Garden vs Windmill Lane
Both from Little Greene's palette. Hue-wise, Garden belongs to the green-yellow family and Windmill Lane to the green-grey family. Windmill Lane (LRV 31) reflects noticeably more light than Garden (LRV 25), a difference of 7 points that becomes especially apparent in rooms with limited natural light. Both lean green, so they'll behave similarly in mixed or changing light conditions. With a ΔE of 26.8, the contrast is hard to miss. These aren't variations on a theme — they're two different answers to the same question. Below you'll find 4 real-room photo comparisons where both colors appear side by side, plus 5 simulated room previews.
Garden vs Windmill Lane in Real Spaces
4 real rooms side by side. Seeing Garden and Windmill Lane in actual rooms makes the difference concrete; browse the spaces below to get a feel for how each color lives on a wall.
Living Room
In a living room, color works across both daylight and evening light — the same wall can read very differently at noon and at 8pm. The brightness difference is modest but present — Windmill Lane gives the walls a little more lift.
Bedroom
The context that matters most in a bedroom is how a color reads under a bedside lamp at night, not under noon daylight. Windmill Lane reads slightly lighter here — a subtle but real difference in how open the space feels.
Bathroom
Bathrooms are one of the few spaces where you're genuinely enclosed by the paint color, which makes the choice between these two more consequential. Windmill Lane reads slightly lighter here — a subtle but real difference in how open the space feels.
Front Door
A front door is a focal point — small color differences read clearly at this concentrated scale. The brightness difference is modest but present — Windmill Lane gives the walls a little more lift.
Color Details
Garden vs Windmill Lane Simulated Comparison
5 simulated room previews — drag the slider on each to see Garden on one side and Windmill Lane on the other.

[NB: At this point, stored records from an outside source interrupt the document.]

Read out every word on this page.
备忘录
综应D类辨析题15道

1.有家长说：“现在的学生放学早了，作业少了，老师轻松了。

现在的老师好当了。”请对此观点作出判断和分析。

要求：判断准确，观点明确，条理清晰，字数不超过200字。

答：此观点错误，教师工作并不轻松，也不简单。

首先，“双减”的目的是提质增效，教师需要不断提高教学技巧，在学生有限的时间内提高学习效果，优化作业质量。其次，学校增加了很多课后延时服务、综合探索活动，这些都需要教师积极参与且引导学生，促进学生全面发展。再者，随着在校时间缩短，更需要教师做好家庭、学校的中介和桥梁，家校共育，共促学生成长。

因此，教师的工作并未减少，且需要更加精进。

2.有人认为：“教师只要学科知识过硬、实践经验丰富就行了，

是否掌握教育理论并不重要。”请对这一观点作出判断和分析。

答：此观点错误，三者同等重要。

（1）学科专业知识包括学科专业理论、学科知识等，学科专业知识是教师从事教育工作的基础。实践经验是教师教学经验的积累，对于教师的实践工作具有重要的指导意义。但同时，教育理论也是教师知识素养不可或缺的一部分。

Digital color is approximate. These simulations are generated from the manufacturer's hex values and overlaid on grayscale room photos — your screen's calibration, brightness, and viewing angle all affect how they render. Before committing to either color, test physical samples in your own space under the light you actually live with.
More Garden comparisons
See how Garden stacks up against other well-photographed colors across different brands and tones.